The Colonel hums. He's been doing a lot of that lately. Humming his thoughts. Watching her. Noticing her.
It's unnerving because she's the one who is meant to have her eyes squarely trained on his back. This scrutiny is not... normal from him. She is not used to it, and certainly not from him. She can think of two-hundred and thirty-two issues off the top of her head that should be taking precedence. People to contact, legislation to draft, connections and favours to call upon, years in the making. But instead, it appears like she's become his new default. It's unusual, and an unwelcome deviation from the plan. Their plan.
These things come in threes; she tells herself. One, two, thr-
"Riza."
No blood falls from his mouth when he says her name. No flames unfurl, like a dragon awakening from a deep slumber. Just her name, falling as delicately as pearls, or diamonds, or gold dust.

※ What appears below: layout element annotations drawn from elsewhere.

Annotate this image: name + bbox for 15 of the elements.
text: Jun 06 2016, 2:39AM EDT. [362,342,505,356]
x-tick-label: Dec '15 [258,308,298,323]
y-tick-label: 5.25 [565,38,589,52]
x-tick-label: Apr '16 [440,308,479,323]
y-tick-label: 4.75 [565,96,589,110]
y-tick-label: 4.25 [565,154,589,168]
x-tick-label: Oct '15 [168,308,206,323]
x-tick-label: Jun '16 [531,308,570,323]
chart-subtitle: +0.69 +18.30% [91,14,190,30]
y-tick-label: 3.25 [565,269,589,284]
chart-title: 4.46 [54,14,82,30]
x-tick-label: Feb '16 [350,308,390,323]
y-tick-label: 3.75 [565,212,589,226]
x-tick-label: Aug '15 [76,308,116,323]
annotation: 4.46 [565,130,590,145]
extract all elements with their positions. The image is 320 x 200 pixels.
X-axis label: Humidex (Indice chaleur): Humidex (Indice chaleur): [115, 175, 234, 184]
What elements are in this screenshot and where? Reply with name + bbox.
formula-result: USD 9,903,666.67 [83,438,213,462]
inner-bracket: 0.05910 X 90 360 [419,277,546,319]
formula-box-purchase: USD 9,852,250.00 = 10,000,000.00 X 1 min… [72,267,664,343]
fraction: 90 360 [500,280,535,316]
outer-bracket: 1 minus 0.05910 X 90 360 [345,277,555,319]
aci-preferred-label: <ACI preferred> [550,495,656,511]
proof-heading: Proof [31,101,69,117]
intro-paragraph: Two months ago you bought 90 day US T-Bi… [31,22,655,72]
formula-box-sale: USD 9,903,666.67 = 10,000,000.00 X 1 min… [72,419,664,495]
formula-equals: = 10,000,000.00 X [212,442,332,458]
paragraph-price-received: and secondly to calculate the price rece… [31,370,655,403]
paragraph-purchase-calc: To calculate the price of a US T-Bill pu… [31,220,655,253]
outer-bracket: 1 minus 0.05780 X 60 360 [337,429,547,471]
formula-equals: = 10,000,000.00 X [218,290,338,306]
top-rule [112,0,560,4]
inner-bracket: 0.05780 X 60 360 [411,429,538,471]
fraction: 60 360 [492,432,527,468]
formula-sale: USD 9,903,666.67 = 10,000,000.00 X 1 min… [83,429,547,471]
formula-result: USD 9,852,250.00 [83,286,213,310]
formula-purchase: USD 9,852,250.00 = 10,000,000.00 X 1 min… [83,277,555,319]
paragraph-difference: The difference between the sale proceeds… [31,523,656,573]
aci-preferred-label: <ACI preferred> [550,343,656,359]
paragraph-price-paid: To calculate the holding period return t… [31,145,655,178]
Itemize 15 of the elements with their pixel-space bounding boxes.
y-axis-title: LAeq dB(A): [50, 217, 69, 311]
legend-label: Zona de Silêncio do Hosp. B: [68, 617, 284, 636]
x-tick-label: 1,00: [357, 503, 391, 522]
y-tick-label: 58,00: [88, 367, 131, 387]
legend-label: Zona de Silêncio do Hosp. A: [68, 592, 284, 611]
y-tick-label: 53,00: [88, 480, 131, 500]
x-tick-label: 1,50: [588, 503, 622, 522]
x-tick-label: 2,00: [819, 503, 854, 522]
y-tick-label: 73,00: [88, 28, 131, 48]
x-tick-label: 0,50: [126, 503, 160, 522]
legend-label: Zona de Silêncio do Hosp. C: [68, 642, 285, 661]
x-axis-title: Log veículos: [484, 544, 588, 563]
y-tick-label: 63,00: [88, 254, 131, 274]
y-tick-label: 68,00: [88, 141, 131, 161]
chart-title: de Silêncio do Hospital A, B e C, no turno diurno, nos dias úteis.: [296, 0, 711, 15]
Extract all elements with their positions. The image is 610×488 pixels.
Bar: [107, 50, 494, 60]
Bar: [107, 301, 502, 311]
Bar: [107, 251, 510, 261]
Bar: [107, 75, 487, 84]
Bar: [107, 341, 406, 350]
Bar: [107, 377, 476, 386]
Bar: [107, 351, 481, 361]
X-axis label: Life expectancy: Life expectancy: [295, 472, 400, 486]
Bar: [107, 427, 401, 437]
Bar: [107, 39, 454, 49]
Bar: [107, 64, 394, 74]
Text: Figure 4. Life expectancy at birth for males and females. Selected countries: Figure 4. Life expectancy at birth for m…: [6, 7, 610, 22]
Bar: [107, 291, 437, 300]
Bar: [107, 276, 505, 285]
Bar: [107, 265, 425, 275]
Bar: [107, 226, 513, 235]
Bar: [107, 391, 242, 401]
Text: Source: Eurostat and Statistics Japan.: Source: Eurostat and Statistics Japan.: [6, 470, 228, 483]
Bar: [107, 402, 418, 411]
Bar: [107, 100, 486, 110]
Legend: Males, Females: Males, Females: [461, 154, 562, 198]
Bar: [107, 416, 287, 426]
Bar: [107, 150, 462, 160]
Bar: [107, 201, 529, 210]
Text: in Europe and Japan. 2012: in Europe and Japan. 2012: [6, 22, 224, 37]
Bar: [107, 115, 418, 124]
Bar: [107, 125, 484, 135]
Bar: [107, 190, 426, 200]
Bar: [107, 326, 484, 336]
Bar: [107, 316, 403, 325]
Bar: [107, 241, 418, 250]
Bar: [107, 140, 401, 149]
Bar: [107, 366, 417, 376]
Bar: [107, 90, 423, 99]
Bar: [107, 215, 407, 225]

"Sir," she responds carefully, after a moment. There's a warning nestled in her diction. Another kind of pistol trained on him right now, to the right of his sternum and just a few centimetres down.
He shakes his head, rising from his bed, walking the scant steps that separate them. She liked that space. It gave her control, gave her power in a world where she was afforded very little to begin with.
"Riza," he repeats. His expression is plainer, more obvious. Begging? Perhaps. But she'd never give him the satisfaction of acknowledging this anymore than he already has, because then she'll be choking on bloodied emotions she's been repressing for well over a decade. Did she dream of this? A different kind of fairy tale, where the morals got all muddled in the beginning.
His bandaged hands grasp hers, his thumbs traversing the rises and dips of her knuckles. She's well aware of her trembling. She's done so well to refuse him so far. Before he left for the academy. Before he left for Ishval.
One, two, three.
and now i found brimstone in my garden i found roses set on fire
(diamonds and toads, most famously attributed to charles perrault, is the fairy tale that riza is alluding to. i wrote this out in full before actually bothering to fact-check the points of the story lol, so there’s a bit of a contextual difference in the morals here – but hey, amestris isn’t exactly analogous to western folklore so i’d say i’m off the hook for now).